I know the ideal situation would be to have Example_class wrap arround a common structure between the C and C++ code but it is not going to be easy to change the C++ library in use.
The C++ standard guarantees that memory layouts of a C struct and a C++ class (or struct -- same thing) will be identical, provided that the C++ class/struct fits the criteria of being POD ("Plain Old Data"). So what does POD mean?
A class or struct is POD if:
All data members are public and themselves POD or fundamental types (but not reference or pointer-to-member types), or arrays of such
It has no user-defined constructors, assignment operators or destructors
It has no virtual functions
It has no base classes
About the only "C++-isms" allowed are non-virtual member functions, static members and member functions.
Since your class has both a constructor and a destructor, it is formally speaking not of POD type, so the guarantee does not hold. (Although, as others have mentioned, in practice the two layouts are likely to be identical on any compiler that you try, so long as there are no virtual functions).
See section [26.7] of the C++ FAQ Lite for more details.
Is the structure in memory of the example_struct simmilar to that in Example_Class
The behaviour isn't guaranteed, and is compiler-dependent.
Having said that, the answer is "yes, on my machine", provided that the Example_Class contains no virtual method (and doesn't inherit from a base class).
In the case you describe, the answer is "probably yes". However, if the class has any virtual functions (including virtual destructor, which could be inherited from a base class), or uses multiple inheritance then the class layout may be different.
To add to what other people have said (eg: compiler-specific, will likely work as long as you don't have virtual functions):
I would highly suggest a static assert (compile-time check) that the sizeof(Example_class) == sizeof(example_struct) if you are doing this. See BOOST_STATIC_ASSERT, or the equivalent compiler-specific or custom construction. This is a good first-line of defense if someone (or something, such as a compiler change) modifies the class to invalidate the match. If you want extra checking, you can also runtime check that the offsets to the members are the same, which (together with the static size assert) will guarantee correctness.
In the early days of C++ compilers there were examples when compiler first changes struct keywords with class and then compiles. So much about similarities.
Differences come from class inheritance and, especially, virtual functions. If class contains virtual functions, then it must have a pointer to type descriptor at the beginning of its layout. Also, if class B inherits from class A, then class A's layout comes first, followed by class B's own layout.

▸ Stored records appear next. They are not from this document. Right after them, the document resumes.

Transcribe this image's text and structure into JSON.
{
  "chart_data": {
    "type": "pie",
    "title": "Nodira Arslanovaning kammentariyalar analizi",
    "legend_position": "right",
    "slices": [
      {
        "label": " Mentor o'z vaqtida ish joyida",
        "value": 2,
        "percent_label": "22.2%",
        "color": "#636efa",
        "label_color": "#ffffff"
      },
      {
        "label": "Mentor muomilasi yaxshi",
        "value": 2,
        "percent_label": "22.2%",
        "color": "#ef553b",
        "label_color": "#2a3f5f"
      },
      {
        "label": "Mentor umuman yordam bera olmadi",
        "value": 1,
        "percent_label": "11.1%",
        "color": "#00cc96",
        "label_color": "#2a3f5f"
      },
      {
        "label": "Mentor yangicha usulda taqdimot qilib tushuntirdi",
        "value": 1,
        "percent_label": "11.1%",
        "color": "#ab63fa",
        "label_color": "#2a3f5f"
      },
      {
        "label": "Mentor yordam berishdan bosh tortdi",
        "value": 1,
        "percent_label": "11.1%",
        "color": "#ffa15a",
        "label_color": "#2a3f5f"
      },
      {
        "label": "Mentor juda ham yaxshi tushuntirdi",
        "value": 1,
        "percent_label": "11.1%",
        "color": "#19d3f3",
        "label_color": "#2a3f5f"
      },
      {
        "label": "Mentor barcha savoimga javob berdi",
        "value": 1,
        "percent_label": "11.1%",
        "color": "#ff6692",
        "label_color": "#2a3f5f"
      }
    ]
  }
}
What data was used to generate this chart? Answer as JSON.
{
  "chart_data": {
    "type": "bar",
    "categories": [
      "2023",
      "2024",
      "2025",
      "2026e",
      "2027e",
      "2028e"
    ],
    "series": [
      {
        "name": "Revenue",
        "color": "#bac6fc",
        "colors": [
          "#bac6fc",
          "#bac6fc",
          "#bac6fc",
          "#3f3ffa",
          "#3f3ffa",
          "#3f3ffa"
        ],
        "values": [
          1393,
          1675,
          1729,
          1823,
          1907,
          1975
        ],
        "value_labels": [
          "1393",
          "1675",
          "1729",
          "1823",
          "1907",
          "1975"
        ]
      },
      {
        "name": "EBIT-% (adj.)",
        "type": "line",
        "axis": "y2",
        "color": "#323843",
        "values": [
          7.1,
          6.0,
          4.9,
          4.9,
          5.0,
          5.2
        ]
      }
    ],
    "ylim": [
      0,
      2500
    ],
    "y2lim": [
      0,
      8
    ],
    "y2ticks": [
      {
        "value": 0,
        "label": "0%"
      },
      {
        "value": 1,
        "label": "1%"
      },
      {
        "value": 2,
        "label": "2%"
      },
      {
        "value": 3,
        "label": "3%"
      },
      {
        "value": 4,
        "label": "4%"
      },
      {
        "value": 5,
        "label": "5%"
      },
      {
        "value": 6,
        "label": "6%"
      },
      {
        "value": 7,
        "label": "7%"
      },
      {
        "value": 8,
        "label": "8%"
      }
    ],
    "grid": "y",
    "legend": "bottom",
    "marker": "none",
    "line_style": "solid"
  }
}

So the precise answer to your question about just casting a class instance to a structure instance is: depends on class contents. For particular class which has methods (constructor and non-virtual destructor), the layout is probably going to be the same. Should the destructor be declared virtual, the layout would definitely become different between structure and class.
Here is an article which shows that there is not much needed to do to step from C structures to C++ classes: Lesson 1 - From Structure to Class
And here is the article which explains how virtual functions table is introduced to classes that have virtual functions: Lesson 4 - Polymorphism
Classes & structs in C++ are the equivalent, except that all members of a struct are public by default (class members are private by default). This ensures that compiling legacy C code in a C++ compiler will work as expected.
There is nothing stopping you from using all the fancy C++ features in a struct:
struct ReallyAClass
{
ReallyAClass();
virtual !ReallAClass();
/// etc etc etc
};
Why not explicitly assign the class's members to the struct's when you want to pass the data to C? That way you know your code will work anywhere.
You probably just derive the class from the struct, either publicly or privately. Then casting it would resolve correctly in the C++ code.